Ricardo Tobar, a former Chilean navy petty officer, talks to EFE in Santiago on 10 July 2023. EFE/Ailen Diaz

Chilean sailors tortured for opposing ’73 coup wait for justice

Iñaki Martinez Azpiroz

A view of navy headquarters in Valparaiso, Chile, on 18 July 2023 . EFE/Adriana Thomasa

Santiago, Aug 2 (EFE).- Dozens of Chilean sailors who tried to prevent the coup that brought dictator Augusto Pinochet to power in September 1973 continue to demand recompense for the torture and imprisonment they endured for their stand in favor of democracy and the constitution.

Naval vessels docked in Valparaiso, Chile, on 18 July 2023. EFE/Adriana Thomasa

“We were in the concentration camp until May of 1974. Until then, our families didn’t even know if we were alive,” former Petty Officer Ricardo Tobar recounted to EFE.

“The brutality with which they treated us was terrible. Afterward we went to prison to serve the sentences the armed forces imposed on us,” he said.

Tobar and his comrades were accused of belonging to a “subversive” movement within the navy for their efforts to alert the government of President Salvador Allende to coup-plotting by the military brass.

The approach of the 50th anniversary of the Sept. 11, 1973, putsch brings back painful memories for Tobar.
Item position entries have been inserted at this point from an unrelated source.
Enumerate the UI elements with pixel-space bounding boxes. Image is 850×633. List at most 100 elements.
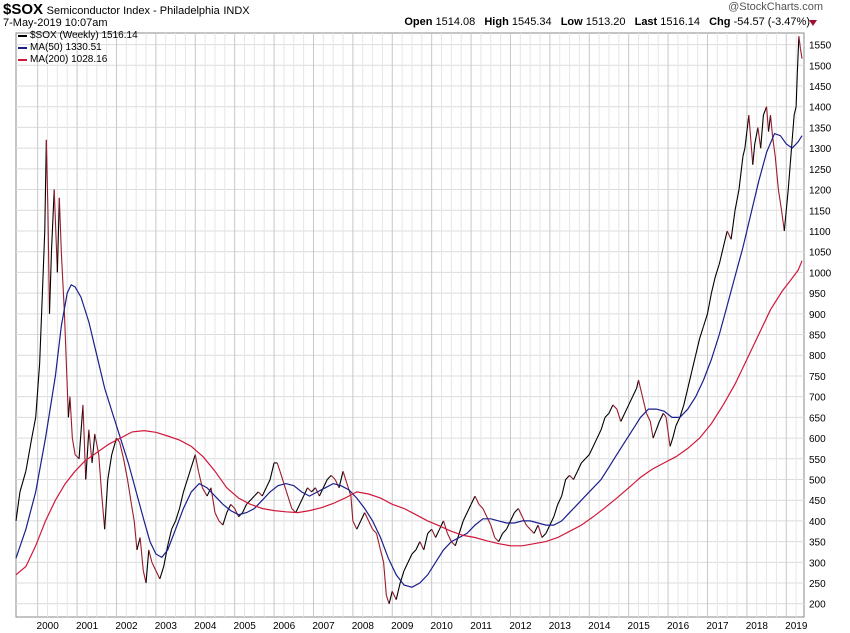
price-segment (230, 503, 236, 509)
x-tick-label: 2006 (273, 621, 296, 632)
price-segment (549, 516, 555, 526)
y-tick-label: 600 (809, 434, 826, 445)
price-segment (71, 437, 76, 455)
price-segment (167, 529, 173, 546)
price-segment (299, 495, 305, 505)
price-segment (411, 549, 417, 555)
price-segment (98, 454, 103, 492)
price-segment (793, 106, 797, 116)
price-segment (85, 429, 90, 480)
chart-date: 7-May-2019 10:07am (3, 17, 108, 29)
price-segment (69, 396, 73, 439)
price-segment (50, 189, 55, 252)
price-segment (35, 363, 41, 418)
y-tick-label: 500 (809, 475, 826, 486)
price-segment (600, 417, 606, 430)
price-segment (762, 106, 768, 116)
price-segment (194, 454, 199, 472)
price-segment (322, 479, 328, 489)
chart-menu-caret-icon[interactable] (809, 20, 817, 26)
price-segment (182, 479, 188, 493)
price-segment (130, 504, 135, 521)
price-segment (214, 512, 220, 522)
price-segment (311, 487, 316, 493)
price-segment (15, 491, 21, 521)
price-segment (190, 454, 196, 468)
price-segment (490, 524, 496, 538)
price-segment (798, 36, 801, 49)
price-segment (502, 528, 507, 534)
last-label: Last (634, 16, 658, 28)
price-segment (56, 197, 60, 273)
high-label: High (484, 16, 509, 28)
price-segment (675, 417, 681, 426)
legend-price-swatch (18, 35, 27, 37)
price-segment (787, 164, 791, 190)
y-tick-label: 300 (809, 558, 826, 569)
price-segment (730, 210, 736, 240)
price-segment (100, 491, 106, 530)
chart-legend: $SOX (Weekly) 1516.14 MA(50) 1330.51 MA(… (18, 30, 138, 66)
x-tick-label: 2009 (391, 621, 414, 632)
price-segment (517, 508, 523, 518)
price-segment (31, 417, 37, 439)
legend-ma50-swatch (18, 47, 27, 49)
price-segment (714, 263, 720, 277)
price-segment (655, 421, 660, 430)
price-segment (498, 533, 504, 542)
price-segment (608, 404, 614, 414)
price-segment (295, 504, 301, 513)
y-tick-label: 650 (809, 413, 826, 424)
y-tick-label: 550 (809, 455, 826, 466)
price-segment (662, 412, 667, 418)
price-segment (123, 458, 129, 480)
price-segment (44, 139, 47, 231)
price-segment (48, 251, 53, 314)
price-segment (462, 512, 468, 522)
price-segment (450, 541, 456, 547)
y-tick-label: 1350 (809, 123, 832, 134)
price-segment (738, 156, 744, 190)
x-tick-label: 2017 (706, 621, 729, 632)
price-segment (419, 541, 425, 551)
price-segment (658, 412, 664, 422)
price-segment (446, 533, 452, 542)
price-segment (218, 520, 224, 526)
legend-ma200-swatch (18, 59, 27, 61)
price-segment (584, 454, 590, 460)
price-segment (403, 562, 409, 571)
y-tick-label: 1150 (809, 206, 831, 217)
price-segment (537, 524, 543, 538)
x-tick-label: 2016 (667, 621, 690, 632)
price-segment (679, 404, 685, 418)
price-segment (45, 139, 49, 211)
price-segment (796, 36, 800, 74)
price-segment (342, 471, 348, 484)
x-tick-label: 2010 (431, 621, 454, 632)
chart-title: $SOX Semiconductor Index - Philadelphia … (3, 1, 250, 18)
x-tick-label: 2012 (509, 621, 532, 632)
legend-price: $SOX (Weekly) 1516.14 (18, 30, 138, 42)
price-segment (699, 326, 705, 339)
y-tick-label: 250 (809, 579, 826, 590)
price-segment (669, 437, 674, 447)
price-segment (201, 487, 208, 497)
price-segment (60, 251, 66, 314)
price-segment (529, 528, 535, 534)
price-segment (145, 549, 150, 584)
price-segment (482, 508, 488, 518)
price-segment (206, 487, 212, 497)
price-segment (636, 379, 640, 389)
price-segment (486, 516, 492, 526)
price-segment (439, 520, 444, 530)
symbol-label: $SOX (3, 1, 44, 18)
y-tick-label: 800 (809, 351, 826, 362)
price-segment (222, 512, 228, 526)
x-tick-label: 2007 (312, 621, 335, 632)
y-tick-label: 1200 (809, 186, 832, 197)
price-segment (525, 524, 531, 530)
price-segment (557, 495, 563, 505)
x-tick-label: 2004 (194, 621, 217, 632)
price-segment (596, 429, 602, 439)
y-tick-label: 200 (809, 600, 826, 611)
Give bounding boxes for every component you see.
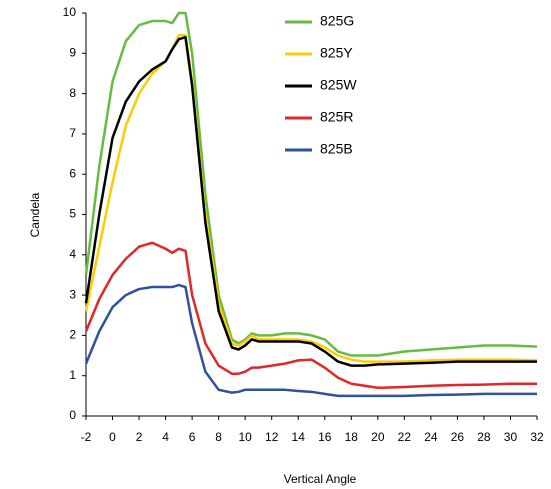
series-line [84,35,537,367]
x-tick-label: 2 [136,430,143,444]
x-tick-label: 30 [504,430,518,444]
x-axis-label: Vertical Angle [284,472,357,486]
legend-label: 825G [320,13,354,29]
x-tick-label: 18 [345,430,359,444]
series-line [84,283,537,398]
y-tick-label: 1 [69,368,76,382]
x-tick-label: -2 [81,430,92,444]
series-line [84,33,538,363]
y-tick-label: 8 [69,86,76,100]
x-tick-label: 24 [424,430,438,444]
x-tick-label: 20 [371,430,385,444]
x-tick-label: 32 [530,430,544,444]
series-line [84,11,538,357]
y-tick-label: 9 [69,45,76,59]
y-tick-label: 2 [69,328,76,342]
y-tick-label: 0 [69,408,76,422]
legend-label: 825Y [320,45,353,61]
x-tick-label: 16 [318,430,332,444]
legend-label: 825W [320,77,357,93]
x-tick-label: 28 [477,430,491,444]
y-tick-label: 7 [69,126,76,140]
y-tick-label: 6 [69,166,76,180]
legend-label: 825R [320,109,353,125]
y-axis-label: Candela [28,192,42,237]
series-line [84,241,537,390]
x-tick-label: 4 [162,430,169,444]
x-tick-label: 8 [215,430,222,444]
x-tick-label: 22 [398,430,412,444]
y-tick-label: 10 [63,5,77,19]
y-tick-label: 5 [69,207,76,221]
legend-label: 825B [320,141,353,157]
x-tick-label: 14 [292,430,306,444]
x-tick-label: 12 [265,430,279,444]
x-tick-label: 10 [238,430,252,444]
x-tick-label: 6 [189,430,196,444]
x-tick-label: 0 [109,430,116,444]
y-tick-label: 4 [69,247,76,261]
x-tick-label: 26 [451,430,465,444]
y-tick-label: 3 [69,287,76,301]
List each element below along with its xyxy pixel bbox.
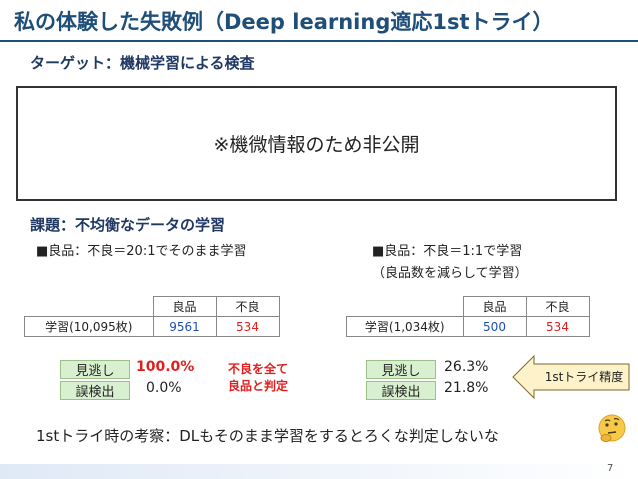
table-row: 学習(10,095枚) 9561 534 (24, 316, 280, 337)
right-bullet-sub: （良品数を減らして学習） (372, 266, 528, 281)
footer-bar (0, 464, 638, 479)
table-cell (346, 296, 464, 317)
good-count: 500 (462, 316, 527, 337)
false-detect-label: 誤検出 (60, 381, 130, 400)
false-detect-label: 誤検出 (366, 381, 436, 400)
result-note: 不良を全て 良品と判定 (228, 361, 288, 395)
conclusion-text: 1stトライ時の考察：DLもそのまま学習をするとろくな判定しないな (36, 427, 499, 445)
right-bullet: ■良品：不良＝1:1で学習 (372, 244, 523, 259)
thinking-face-icon (598, 414, 626, 442)
row-label: 学習(1,034枚) (346, 316, 464, 337)
table-header-good: 良品 (462, 296, 527, 317)
miss-value: 26.3% (444, 359, 489, 375)
arrow-label: 1stトライ精度 (545, 369, 624, 384)
left-bullet: ■良品：不良＝20:1でそのまま学習 (36, 244, 247, 259)
table-row: 学習(1,034枚) 500 534 (346, 316, 590, 337)
slide-title: 私の体験した失敗例（Deep learning適応1stトライ） (14, 10, 554, 34)
table-cell (24, 296, 154, 317)
title-divider (0, 40, 638, 42)
row-label: 学習(10,095枚) (24, 316, 154, 337)
confidential-box: ※機微情報のため非公開 (16, 86, 617, 201)
table-header-row: 良品 不良 (24, 296, 280, 317)
issue-heading: 課題：不均衡なデータの学習 (30, 216, 226, 234)
left-arrow-callout: 1stトライ精度 (512, 355, 630, 399)
note-line: 不良を全て (228, 362, 289, 376)
target-heading: ターゲット：機械学習による検査 (30, 54, 255, 72)
good-count: 9561 (152, 316, 217, 337)
confidential-text: ※機微情報のため非公開 (213, 134, 420, 156)
miss-value: 100.0% (136, 359, 195, 375)
defect-count: 534 (525, 316, 590, 337)
false-detect-value: 21.8% (444, 380, 489, 396)
table-header-defect: 不良 (215, 296, 280, 317)
table-header-good: 良品 (152, 296, 217, 317)
table-header-row: 良品 不良 (346, 296, 590, 317)
note-line: 良品と判定 (228, 379, 289, 393)
left-data-table: 良品 不良 学習(10,095枚) 9561 534 (24, 296, 280, 337)
false-detect-value: 0.0% (146, 380, 182, 396)
miss-label: 見逃し (366, 360, 436, 379)
table-header-defect: 不良 (525, 296, 590, 317)
right-data-table: 良品 不良 学習(1,034枚) 500 534 (346, 296, 590, 337)
defect-count: 534 (215, 316, 280, 337)
miss-label: 見逃し (60, 360, 130, 379)
page-number: 7 (607, 463, 614, 474)
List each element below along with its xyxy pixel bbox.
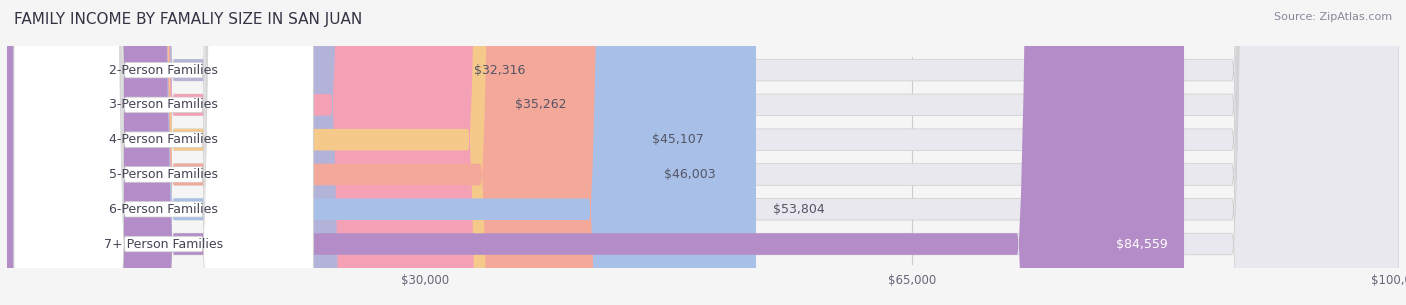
Text: $53,804: $53,804 — [773, 203, 824, 216]
FancyBboxPatch shape — [7, 0, 636, 305]
FancyBboxPatch shape — [7, 0, 1399, 305]
Text: $84,559: $84,559 — [1115, 238, 1167, 250]
Text: Source: ZipAtlas.com: Source: ZipAtlas.com — [1274, 12, 1392, 22]
FancyBboxPatch shape — [7, 0, 647, 305]
FancyBboxPatch shape — [7, 0, 1184, 305]
FancyBboxPatch shape — [14, 0, 314, 305]
Text: 7+ Person Families: 7+ Person Families — [104, 238, 224, 250]
FancyBboxPatch shape — [7, 0, 756, 305]
Text: $32,316: $32,316 — [474, 64, 524, 77]
Text: $35,262: $35,262 — [515, 99, 567, 111]
FancyBboxPatch shape — [7, 0, 498, 305]
Text: $46,003: $46,003 — [664, 168, 716, 181]
FancyBboxPatch shape — [7, 0, 1399, 305]
FancyBboxPatch shape — [7, 0, 1399, 305]
Text: 5-Person Families: 5-Person Families — [110, 168, 218, 181]
Text: 6-Person Families: 6-Person Families — [110, 203, 218, 216]
Text: 4-Person Families: 4-Person Families — [110, 133, 218, 146]
FancyBboxPatch shape — [7, 0, 457, 305]
Text: 3-Person Families: 3-Person Families — [110, 99, 218, 111]
FancyBboxPatch shape — [14, 0, 314, 305]
FancyBboxPatch shape — [14, 0, 314, 305]
FancyBboxPatch shape — [14, 0, 314, 305]
FancyBboxPatch shape — [7, 0, 1399, 305]
Text: 2-Person Families: 2-Person Families — [110, 64, 218, 77]
FancyBboxPatch shape — [14, 0, 314, 305]
FancyBboxPatch shape — [7, 0, 1399, 305]
Text: FAMILY INCOME BY FAMALIY SIZE IN SAN JUAN: FAMILY INCOME BY FAMALIY SIZE IN SAN JUA… — [14, 12, 363, 27]
FancyBboxPatch shape — [14, 0, 314, 305]
FancyBboxPatch shape — [7, 0, 1399, 305]
Text: $45,107: $45,107 — [651, 133, 703, 146]
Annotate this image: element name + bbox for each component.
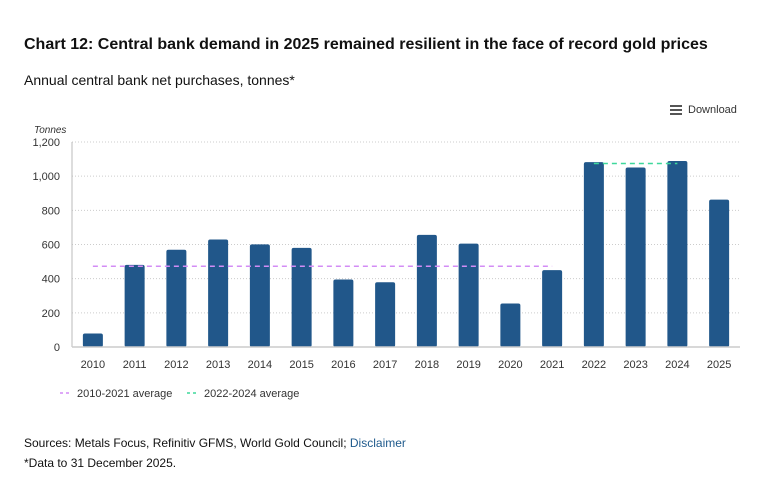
disclaimer-link[interactable]: Disclaimer	[349, 436, 406, 450]
bar-2017	[375, 282, 396, 347]
y-tick-label: 400	[42, 274, 60, 286]
x-tick-label: 2013	[206, 359, 230, 371]
y-tick-label: 200	[42, 308, 60, 320]
x-tick-label: 2018	[415, 359, 439, 371]
bar-2011	[124, 264, 145, 347]
bar-2021	[542, 270, 563, 347]
menu-icon	[670, 105, 682, 115]
y-axis-label: Tonnes	[34, 125, 66, 136]
x-tick-label: 2014	[248, 359, 272, 371]
bar-2020	[500, 303, 521, 347]
x-tick-label: 2022	[582, 359, 606, 371]
bar-2012	[166, 249, 187, 347]
x-tick-label: 2023	[623, 359, 647, 371]
bar-2024	[667, 160, 688, 347]
bar-2014	[249, 244, 270, 347]
download-label: Download	[688, 104, 737, 116]
x-tick-label: 2020	[498, 359, 522, 371]
y-tick-label: 800	[42, 205, 60, 217]
x-tick-label: 2010	[81, 359, 105, 371]
x-tick-label: 2016	[331, 359, 355, 371]
footnote: *Data to 31 December 2025.	[24, 456, 177, 470]
legend-label: 2010-2021 average	[77, 388, 172, 400]
chart-title: Chart 12: Central bank demand in 2025 re…	[24, 36, 708, 53]
x-tick-label: 2024	[665, 359, 689, 371]
sources: Sources: Metals Focus, Refinitiv GFMS, W…	[24, 436, 406, 450]
x-tick-label: 2015	[289, 359, 313, 371]
bar-2023	[625, 167, 646, 347]
bar-2010	[82, 333, 103, 347]
y-tick-label: 1,000	[32, 171, 60, 183]
x-tick-label: 2017	[373, 359, 397, 371]
y-tick-label: 1,200	[32, 137, 60, 149]
bar-2018	[416, 234, 437, 347]
x-tick-label: 2011	[123, 359, 147, 371]
bar-2013	[208, 239, 229, 347]
bar-2025	[709, 199, 730, 347]
x-tick-label: 2019	[456, 359, 480, 371]
y-tick-label: 600	[42, 240, 60, 252]
bar-2016	[333, 279, 354, 347]
x-tick-label: 2012	[164, 359, 188, 371]
bar-2022	[583, 162, 604, 347]
chart-subtitle: Annual central bank net purchases, tonne…	[24, 72, 295, 88]
download-button[interactable]: Download	[670, 104, 737, 116]
x-tick-label: 2025	[707, 359, 731, 371]
legend-label: 2022-2024 average	[204, 388, 299, 400]
x-tick-label: 2021	[540, 359, 564, 371]
sources-text: Sources: Metals Focus, Refinitiv GFMS, W…	[24, 436, 350, 450]
bar-2015	[291, 247, 312, 347]
bar-2019	[458, 243, 479, 347]
y-tick-label: 0	[54, 342, 60, 354]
“After decades, you re-live everything that happened. In my case, I am receiving psychological attention for night terrors. Sleep is hard for me,” he said.

“We are healing thanks to the struggle for justice, though for now it’s a failure, because we have not achieved anything,” Tobar adds.

Historian Jorge Magasich said that in 1973, most naval officers were “extreme right” and sympathetic to the idea of a coup, while the majority of the lower ranks either supported Allende’s Socialist government or identified as “constitutionalists.”

“From Salvador Allende’s victory in 1970, acts contrary to the government increased among the officers,” he told EFE.

In mid-1973, Tobar and his comrades stationed in the port city of Valparaiso, the site of navy headquarters, came to believe that the military intended to move against Allende on Aug. 8 and they relayed their suspicions to representatives of leftist parties.

Though Aug. 8 came and went without a coup, Magasich said that the threat of a military uprising on that day was real.

The naval high command ordered the anti-coup sailors arrested to prevent their posing resistance when the actual putsch came in September.

Many of the sailors were locked up at the prison in Valparaiso, which would become a center of systematic torture in the weeks following Sept. 11.

“There were civilians among the detainees. Professionals, physicians, who helped us psychologically to restore our morale after the abuses. It was terrible,” Tobar said.

One day, he said, “they put us up against the wall and fired guns and one didn’t know if one was alive or dead.”

The sailors, according to Magasich, were tortured to confess to involvement in a non-existent plan by the Allende government to abolish democracy.

“It was an invention to justify the military mutiny in September,” the historian said.

For the last 15 years, the sailors have been pursuing their tormentors through the legal system, but the process is slow and the elderly defendants may escape justice as a result of “biological impunity,” plaintiffs’ counsel Magdalena Garces told EFE.

“The navy has been difficult to investigate,” she said. “They have always protected their people. Besides, this case is politically complicated, because it certifies that they began the systemic torture against their own people under democracy.”

While Tobar wants the Chilean state to acknowledge the wrong done to him and the other sailors, he also wants “concrete” reparations.

“We were expelled from our military careers when we were on a good path. Recognizing the maximum rank we would have reached, and have payment commensurate with that position, would be a way of doing justice,” he said.